My interest in programming was initially sparked in a rather unconventional way: by using mIRC, a popular internet relay chat client. Even back in the late 90's, mIRC featured a fully-fledged scripting language with C-style syntax and a surprising amount of documentation to accompany it. That was the first time I ever defined a variable or used an if/else statement. I read their documentation for fun, eager to learn about new ways to solve problems in my scripts and eventually ended up teaching myself how to program computer software.
From there I quickly became interested in more general systems languages like BASIC and C. Something about programming awakened this auto-didactic spirit within me and I quickly took to absorbing as much computing-related knowledge as I could. I've have heard the term "knowledge sponge" used before and that is what it felt like. This was conveniently right around this time that the internet was really starting to penetrate mainstream society and eventually grew to achieve the ubiquity and importance that is apparent today. Broadband connections were becoming more and more affordable. Suddenly every business wanted needed a website. I had always enjoyed making little websites in plain HTML (don't tell anyone... this page is just plain HTML with a smidge of JavaScript) and fooling around in Adobe Photoshop. Forgive the corniness of this statement but as the internet grew up, so did I. Working my way through Atlanta Public Schools and then Georgia Tech, I made websites for money, friends, and family. Sometimes I would make things just for fun or out of curiosity. When it came time to start a career, picking web development was a no-brainer. I'm very fortunate to be able to say truthfully that love what I do for a living and I try to remind myself of how lucky I am each and every day. Sometimes I think of what I do as solving gigantic puzzles, like a type of 3D jigasw on steroids. They may not always be fun puzzles, nor fair, but that's all part of the challenge.

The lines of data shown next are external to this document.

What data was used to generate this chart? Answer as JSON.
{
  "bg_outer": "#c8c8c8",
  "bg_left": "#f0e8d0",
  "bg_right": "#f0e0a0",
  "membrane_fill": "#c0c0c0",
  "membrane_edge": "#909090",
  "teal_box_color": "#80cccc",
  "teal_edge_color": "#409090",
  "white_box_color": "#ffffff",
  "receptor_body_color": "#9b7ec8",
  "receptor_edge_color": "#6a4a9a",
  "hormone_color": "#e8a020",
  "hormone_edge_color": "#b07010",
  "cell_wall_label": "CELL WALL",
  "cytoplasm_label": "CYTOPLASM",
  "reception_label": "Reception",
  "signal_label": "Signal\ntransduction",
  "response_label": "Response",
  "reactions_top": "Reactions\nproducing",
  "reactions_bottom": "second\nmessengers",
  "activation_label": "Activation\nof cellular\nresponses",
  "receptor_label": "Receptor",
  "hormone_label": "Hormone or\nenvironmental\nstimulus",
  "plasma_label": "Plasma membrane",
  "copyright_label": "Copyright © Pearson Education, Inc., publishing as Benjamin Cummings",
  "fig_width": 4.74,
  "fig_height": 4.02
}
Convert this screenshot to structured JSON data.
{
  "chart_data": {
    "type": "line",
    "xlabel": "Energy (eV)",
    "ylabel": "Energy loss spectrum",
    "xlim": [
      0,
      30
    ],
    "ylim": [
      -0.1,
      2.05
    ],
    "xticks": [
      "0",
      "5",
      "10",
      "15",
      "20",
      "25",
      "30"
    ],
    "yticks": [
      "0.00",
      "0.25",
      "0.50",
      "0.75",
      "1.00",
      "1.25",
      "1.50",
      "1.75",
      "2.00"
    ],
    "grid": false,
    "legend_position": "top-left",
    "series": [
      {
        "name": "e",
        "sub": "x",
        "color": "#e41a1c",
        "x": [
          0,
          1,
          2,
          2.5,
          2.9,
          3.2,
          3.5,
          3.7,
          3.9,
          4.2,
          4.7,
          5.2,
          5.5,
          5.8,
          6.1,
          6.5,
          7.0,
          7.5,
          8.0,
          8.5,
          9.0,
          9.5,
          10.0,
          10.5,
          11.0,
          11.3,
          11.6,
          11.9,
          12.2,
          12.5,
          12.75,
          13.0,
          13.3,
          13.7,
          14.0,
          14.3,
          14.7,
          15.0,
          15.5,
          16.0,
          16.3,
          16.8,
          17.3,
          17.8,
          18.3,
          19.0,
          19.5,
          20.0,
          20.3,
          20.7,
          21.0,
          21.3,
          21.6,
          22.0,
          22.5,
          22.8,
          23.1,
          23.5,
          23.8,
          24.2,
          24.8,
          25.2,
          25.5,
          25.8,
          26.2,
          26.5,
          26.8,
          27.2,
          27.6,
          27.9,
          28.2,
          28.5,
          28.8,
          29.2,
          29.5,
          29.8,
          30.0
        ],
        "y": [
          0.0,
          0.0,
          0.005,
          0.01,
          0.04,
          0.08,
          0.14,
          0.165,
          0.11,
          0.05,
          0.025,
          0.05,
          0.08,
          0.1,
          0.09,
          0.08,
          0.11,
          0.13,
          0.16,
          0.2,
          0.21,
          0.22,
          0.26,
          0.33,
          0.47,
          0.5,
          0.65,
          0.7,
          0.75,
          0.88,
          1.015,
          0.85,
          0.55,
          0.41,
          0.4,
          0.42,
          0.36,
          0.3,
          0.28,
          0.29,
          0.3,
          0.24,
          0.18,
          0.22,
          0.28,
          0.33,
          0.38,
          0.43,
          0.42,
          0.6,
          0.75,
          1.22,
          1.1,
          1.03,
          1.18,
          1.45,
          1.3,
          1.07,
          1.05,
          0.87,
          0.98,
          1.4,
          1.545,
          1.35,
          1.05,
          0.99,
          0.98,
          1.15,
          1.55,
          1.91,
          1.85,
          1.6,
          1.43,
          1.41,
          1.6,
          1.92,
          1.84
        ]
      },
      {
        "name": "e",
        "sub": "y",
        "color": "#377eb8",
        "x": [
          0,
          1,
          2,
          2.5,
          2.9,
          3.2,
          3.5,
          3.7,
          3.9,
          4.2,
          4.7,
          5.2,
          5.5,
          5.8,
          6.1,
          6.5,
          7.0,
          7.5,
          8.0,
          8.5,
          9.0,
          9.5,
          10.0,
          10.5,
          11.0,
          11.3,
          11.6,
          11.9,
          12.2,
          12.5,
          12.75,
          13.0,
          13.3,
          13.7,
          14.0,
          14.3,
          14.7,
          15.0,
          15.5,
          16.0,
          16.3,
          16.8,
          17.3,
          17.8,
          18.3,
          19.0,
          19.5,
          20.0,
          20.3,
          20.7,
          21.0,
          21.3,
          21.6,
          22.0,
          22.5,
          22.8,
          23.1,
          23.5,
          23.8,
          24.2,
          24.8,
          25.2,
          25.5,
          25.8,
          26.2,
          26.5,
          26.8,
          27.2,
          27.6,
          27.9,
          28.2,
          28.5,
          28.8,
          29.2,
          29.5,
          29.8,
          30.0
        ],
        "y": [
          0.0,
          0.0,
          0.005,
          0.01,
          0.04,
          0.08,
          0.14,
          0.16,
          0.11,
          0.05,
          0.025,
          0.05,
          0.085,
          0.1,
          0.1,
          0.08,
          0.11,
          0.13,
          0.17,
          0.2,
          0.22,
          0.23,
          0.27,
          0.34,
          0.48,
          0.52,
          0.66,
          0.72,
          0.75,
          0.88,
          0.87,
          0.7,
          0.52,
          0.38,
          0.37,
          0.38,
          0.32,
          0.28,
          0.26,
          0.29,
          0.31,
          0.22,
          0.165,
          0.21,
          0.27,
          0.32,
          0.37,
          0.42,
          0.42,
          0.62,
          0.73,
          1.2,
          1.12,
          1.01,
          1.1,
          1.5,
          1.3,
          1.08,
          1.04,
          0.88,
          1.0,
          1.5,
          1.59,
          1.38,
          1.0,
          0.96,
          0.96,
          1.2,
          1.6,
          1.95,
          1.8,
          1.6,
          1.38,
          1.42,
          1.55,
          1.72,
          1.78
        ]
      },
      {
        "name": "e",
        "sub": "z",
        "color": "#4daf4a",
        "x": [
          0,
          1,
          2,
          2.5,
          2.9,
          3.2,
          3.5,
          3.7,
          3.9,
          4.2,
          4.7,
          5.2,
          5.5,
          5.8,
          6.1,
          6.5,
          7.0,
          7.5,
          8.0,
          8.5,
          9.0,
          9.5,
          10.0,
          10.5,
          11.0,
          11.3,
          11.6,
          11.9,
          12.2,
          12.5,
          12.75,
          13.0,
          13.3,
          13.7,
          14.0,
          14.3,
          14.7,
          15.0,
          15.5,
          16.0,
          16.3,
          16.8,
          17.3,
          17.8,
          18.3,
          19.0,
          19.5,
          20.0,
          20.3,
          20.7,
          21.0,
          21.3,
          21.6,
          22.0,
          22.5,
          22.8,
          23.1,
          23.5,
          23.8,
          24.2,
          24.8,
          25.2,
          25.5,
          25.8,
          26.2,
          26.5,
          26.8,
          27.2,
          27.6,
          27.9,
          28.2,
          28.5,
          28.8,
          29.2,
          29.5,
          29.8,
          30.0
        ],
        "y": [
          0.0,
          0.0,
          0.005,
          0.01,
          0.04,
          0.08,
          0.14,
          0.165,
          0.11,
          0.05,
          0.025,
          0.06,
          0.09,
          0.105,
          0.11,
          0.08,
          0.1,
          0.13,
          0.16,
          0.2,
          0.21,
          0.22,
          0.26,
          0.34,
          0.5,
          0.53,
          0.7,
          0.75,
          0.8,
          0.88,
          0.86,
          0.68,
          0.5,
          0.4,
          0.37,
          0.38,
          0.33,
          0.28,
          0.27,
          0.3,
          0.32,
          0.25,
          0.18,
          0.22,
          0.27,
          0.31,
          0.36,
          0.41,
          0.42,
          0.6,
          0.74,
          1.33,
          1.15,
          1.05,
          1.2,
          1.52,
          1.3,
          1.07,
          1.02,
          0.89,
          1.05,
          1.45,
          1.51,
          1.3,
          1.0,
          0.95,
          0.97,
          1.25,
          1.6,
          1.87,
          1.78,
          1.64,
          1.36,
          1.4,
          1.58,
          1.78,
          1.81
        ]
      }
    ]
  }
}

The best jobs are the most challenging ones and the learning is never over.
These days, I am partial to Apple's software. I have a lot of love for their operating systems, especially OS X. As such, I do all of my working and playing on Macs (usually a Macbook Pro model). Still though, I strongly feel that taking a step back and considering the right tool for the job is always preferable to blindly adopting what you know.
I'm a tad picky about keyboards since they are a rather important component of any programmer's day-to-day life. I think it's worth spending the time to find a keyboard that you love and that feels perfect. To the delight (or chagrin) of cubemates everywhere, I've finally settled on the Cherry Brown MX switches which have great feedback and are relatively quiet to boot.
When it comes to software applications, everybody has their own preferences that they will probably defend adamantly. I could ramble on all day about my favorite applications and tools but I think the most relevant thing to actually list here is what I use for developement. Don't worry, it is a short list!
Various specialty software like Photoshop obviously comes in handy in my day-to-day work. For most everything else, there is the command line. For my terminal, I like to use use iTerm 2 with zsh (if available) for shell.